Adil El Tayar worked in various hospitals around the world including Saudi Arabia, Sudan and in south London.
His family said Dr El Tayar died on 25 March at West Middlesex University Hospital in Isleworth, west London.
The British Ambassador to Sudan was among those to pay tribute to him.
Dr El Tayar had been self-isolating after developing symptoms around mid-March and he was admitted to hospital on 20 March.
The 63-year-old tested positive for coronavirus and spent his final days in intensive care, his cousin Dr Hisham El Khidir said.
“His son was really scared that he wasn’t going to make it. This disease is horrible and is going to cause more heartbreak for many more families for weeks to come,” he said.
“Adil was someone who was central to our family, who was well-respected by so many people.
“Since his death on Wednesday I have had hundreds of text messages from his colleagues and friends. He will be sorely missed.”
Dr El Tayar’s graduated from the University of Khartoum in 1982 and moved to the UK in 1996 where he then studied at the University of West London.
He worked as a transplant surgeon at St George’s Hospital, Tooting, before moving to Saudi Arabia in 2007 where he spent three years working at the King Fahd General Hospital in Jeddah.
In 2011, Dr El Tayar moved back to his native Sudan to help establish a transplant program and worked at the Ibn Sina Hospital Khartoum.
Before he died he worked again at St George’s Hospital as a locum surgeon and in a tribute consultant surgeon Abbas Ghazanfar said Dr El Tayar was a “noble human being”.
“Mr El Tayar was a very hard working and dedicated surgeon who gave the precious gift of life to so many people around the world by his excellent transplanting skills,” Mr Ghazanfar said.
“He was an excellent colleague, a truly humble soul.”
In the days before he fell ill, Dr El Khidir said his cousin worked at a hospital in the Midlands and he believed that’s where he must have picked up the disease.
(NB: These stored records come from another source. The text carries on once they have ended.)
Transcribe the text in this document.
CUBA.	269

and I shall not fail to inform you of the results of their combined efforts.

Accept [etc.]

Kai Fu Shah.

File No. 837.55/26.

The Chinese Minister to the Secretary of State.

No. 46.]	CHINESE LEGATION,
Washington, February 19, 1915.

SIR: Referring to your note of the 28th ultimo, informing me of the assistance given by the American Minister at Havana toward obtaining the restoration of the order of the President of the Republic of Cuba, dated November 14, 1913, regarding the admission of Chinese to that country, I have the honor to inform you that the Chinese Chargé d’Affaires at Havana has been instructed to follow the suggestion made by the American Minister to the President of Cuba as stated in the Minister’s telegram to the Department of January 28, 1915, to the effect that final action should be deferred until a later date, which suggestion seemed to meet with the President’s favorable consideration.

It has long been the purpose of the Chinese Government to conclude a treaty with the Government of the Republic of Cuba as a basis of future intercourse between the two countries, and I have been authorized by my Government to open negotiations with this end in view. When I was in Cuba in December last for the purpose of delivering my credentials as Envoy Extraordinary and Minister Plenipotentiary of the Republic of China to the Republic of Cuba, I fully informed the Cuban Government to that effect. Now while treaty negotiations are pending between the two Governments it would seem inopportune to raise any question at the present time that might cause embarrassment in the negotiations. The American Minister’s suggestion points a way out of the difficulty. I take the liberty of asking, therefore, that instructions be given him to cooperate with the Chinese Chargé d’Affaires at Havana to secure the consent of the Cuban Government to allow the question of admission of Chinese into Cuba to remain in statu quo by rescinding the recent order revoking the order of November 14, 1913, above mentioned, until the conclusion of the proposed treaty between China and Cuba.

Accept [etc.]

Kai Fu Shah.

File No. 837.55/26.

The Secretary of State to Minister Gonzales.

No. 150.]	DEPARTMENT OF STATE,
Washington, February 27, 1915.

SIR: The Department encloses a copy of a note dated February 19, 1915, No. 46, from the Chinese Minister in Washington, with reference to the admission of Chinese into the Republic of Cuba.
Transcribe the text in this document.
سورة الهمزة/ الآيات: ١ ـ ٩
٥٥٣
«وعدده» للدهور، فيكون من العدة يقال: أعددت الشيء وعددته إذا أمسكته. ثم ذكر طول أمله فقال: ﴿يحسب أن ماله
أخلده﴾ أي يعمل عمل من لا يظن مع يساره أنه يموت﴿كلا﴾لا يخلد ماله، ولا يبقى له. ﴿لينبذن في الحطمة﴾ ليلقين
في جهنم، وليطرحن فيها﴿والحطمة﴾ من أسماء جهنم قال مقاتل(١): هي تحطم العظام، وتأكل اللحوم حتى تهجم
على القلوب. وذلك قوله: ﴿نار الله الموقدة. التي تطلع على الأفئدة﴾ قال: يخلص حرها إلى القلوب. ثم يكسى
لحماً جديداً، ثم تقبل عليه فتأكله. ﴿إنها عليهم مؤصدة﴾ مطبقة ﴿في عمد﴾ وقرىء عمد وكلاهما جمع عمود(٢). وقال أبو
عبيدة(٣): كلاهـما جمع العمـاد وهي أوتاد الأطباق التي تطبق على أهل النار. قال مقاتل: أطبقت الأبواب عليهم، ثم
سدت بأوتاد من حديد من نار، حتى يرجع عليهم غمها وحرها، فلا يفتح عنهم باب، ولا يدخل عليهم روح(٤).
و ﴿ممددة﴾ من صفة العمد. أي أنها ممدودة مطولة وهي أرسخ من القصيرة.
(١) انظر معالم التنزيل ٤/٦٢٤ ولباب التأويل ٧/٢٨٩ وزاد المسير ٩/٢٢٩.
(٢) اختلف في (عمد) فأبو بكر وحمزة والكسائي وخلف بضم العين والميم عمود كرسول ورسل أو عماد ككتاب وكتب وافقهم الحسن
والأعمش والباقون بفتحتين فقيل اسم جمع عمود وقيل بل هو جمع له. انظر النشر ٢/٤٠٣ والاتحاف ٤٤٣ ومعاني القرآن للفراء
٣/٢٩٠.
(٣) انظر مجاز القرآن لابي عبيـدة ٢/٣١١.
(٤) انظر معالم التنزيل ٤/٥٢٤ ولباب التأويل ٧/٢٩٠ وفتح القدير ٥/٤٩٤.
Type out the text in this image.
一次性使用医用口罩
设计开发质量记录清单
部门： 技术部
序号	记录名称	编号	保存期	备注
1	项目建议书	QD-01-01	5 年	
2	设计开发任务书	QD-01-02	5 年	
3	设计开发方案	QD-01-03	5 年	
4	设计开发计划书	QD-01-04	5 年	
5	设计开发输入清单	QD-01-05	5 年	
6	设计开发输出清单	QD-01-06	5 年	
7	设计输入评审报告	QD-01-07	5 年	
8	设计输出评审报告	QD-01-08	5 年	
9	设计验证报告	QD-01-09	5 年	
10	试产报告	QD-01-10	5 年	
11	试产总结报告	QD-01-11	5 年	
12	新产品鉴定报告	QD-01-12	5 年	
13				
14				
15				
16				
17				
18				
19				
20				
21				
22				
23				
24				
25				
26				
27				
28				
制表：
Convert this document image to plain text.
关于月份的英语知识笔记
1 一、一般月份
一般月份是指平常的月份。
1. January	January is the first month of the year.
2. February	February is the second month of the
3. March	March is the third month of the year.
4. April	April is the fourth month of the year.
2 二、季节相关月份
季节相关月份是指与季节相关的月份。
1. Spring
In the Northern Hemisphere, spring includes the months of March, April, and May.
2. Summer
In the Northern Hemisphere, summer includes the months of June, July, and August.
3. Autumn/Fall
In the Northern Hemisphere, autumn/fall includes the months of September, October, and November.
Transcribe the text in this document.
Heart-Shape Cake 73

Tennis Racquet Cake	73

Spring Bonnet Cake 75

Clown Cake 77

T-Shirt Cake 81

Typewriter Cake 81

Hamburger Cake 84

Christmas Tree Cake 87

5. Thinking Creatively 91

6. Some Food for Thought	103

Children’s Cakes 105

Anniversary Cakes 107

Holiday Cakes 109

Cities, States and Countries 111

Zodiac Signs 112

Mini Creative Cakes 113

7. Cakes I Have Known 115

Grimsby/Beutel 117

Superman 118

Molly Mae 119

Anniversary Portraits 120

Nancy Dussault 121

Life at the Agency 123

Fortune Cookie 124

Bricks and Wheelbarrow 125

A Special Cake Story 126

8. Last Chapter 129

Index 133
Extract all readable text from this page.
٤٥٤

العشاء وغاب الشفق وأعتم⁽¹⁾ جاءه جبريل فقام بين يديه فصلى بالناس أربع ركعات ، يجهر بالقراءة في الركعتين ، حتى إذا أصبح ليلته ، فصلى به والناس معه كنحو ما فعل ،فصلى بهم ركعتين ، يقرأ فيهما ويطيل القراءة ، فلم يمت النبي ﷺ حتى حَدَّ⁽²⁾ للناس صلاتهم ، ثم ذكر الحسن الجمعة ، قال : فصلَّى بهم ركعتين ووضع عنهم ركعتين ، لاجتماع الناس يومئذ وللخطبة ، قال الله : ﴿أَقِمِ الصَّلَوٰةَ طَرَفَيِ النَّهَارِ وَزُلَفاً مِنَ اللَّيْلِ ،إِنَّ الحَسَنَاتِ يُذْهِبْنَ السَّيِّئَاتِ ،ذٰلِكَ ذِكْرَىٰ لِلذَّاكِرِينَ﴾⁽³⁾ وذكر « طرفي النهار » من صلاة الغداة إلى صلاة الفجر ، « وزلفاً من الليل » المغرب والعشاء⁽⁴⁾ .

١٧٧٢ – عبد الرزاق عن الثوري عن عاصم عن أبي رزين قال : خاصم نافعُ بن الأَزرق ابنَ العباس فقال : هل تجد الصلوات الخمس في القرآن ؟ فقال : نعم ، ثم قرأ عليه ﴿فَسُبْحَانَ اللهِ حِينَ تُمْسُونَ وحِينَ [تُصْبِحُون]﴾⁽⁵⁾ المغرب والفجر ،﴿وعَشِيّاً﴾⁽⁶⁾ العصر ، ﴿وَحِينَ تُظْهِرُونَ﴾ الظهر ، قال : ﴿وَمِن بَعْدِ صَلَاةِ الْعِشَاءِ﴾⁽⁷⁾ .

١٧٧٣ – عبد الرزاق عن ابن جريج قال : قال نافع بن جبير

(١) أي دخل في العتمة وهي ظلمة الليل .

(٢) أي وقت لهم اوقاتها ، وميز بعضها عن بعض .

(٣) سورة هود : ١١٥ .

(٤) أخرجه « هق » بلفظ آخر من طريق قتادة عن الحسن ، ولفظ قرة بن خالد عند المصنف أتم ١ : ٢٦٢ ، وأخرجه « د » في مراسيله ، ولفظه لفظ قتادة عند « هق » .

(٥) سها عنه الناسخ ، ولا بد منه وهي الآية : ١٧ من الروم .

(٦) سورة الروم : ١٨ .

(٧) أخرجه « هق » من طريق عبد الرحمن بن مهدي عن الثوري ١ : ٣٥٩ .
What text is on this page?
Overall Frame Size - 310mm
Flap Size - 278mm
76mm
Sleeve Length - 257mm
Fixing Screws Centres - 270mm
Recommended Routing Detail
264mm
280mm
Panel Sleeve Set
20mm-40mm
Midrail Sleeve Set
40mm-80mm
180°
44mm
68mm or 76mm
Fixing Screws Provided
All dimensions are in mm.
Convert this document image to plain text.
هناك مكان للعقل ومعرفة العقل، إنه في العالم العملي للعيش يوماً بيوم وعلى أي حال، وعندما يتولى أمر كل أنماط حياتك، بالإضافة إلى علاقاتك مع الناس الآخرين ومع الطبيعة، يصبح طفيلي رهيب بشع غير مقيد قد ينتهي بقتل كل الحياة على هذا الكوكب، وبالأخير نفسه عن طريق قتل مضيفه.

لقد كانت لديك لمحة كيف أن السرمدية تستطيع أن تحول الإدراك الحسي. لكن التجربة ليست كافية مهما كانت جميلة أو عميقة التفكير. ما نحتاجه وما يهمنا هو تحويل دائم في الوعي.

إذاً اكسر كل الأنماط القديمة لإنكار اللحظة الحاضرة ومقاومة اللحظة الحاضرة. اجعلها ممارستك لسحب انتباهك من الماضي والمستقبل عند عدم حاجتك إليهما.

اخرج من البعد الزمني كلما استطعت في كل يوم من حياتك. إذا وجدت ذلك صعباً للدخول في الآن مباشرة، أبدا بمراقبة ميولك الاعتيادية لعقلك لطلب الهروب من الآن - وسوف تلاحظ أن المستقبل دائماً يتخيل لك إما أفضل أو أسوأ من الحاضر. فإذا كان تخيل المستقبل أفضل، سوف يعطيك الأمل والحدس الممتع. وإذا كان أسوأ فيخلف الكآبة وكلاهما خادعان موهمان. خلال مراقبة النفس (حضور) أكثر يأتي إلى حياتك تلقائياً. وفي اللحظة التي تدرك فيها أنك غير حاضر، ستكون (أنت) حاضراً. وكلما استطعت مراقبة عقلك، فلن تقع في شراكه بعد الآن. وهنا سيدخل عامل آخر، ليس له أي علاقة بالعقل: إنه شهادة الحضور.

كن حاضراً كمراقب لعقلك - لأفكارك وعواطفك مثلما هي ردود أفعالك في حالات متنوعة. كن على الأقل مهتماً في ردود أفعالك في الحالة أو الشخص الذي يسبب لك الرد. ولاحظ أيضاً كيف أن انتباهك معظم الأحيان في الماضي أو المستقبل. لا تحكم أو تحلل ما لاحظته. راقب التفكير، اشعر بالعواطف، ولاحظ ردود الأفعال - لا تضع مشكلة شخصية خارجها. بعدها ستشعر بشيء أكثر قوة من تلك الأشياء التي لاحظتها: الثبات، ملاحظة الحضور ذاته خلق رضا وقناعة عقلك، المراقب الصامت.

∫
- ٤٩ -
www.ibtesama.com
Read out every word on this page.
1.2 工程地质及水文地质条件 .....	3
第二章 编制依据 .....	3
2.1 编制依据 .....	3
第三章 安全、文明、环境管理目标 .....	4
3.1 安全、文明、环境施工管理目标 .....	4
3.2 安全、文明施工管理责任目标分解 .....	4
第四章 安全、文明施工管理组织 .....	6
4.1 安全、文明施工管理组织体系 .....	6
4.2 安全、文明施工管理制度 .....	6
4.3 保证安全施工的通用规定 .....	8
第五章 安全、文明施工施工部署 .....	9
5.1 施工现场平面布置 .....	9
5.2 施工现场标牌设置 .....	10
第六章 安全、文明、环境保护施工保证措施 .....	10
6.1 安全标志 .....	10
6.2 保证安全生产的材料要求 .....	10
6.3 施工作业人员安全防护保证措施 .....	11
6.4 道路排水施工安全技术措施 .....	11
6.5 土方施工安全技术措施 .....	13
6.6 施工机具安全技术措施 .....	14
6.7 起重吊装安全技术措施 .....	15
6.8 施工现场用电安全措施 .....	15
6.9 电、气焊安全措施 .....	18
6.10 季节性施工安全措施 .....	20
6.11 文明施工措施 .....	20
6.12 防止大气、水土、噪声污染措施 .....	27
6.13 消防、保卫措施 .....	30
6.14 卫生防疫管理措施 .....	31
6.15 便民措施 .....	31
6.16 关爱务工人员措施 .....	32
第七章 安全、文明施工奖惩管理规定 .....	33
“He lived in London, but worked up in the Midlands during the week. I asked him where he thought he might have got the virus and he said his week was mainly working, eating a meal in the canteen and then going to his room.
“He had a very boring routine.
“We feel doctors at the moment really are open to the disease and they need a bit more protection than what is being offered. We doctors feel like sitting ducks.
“When Prince Charles, the prime minister and the health secretary catch the disease it is clear something is going wrong.”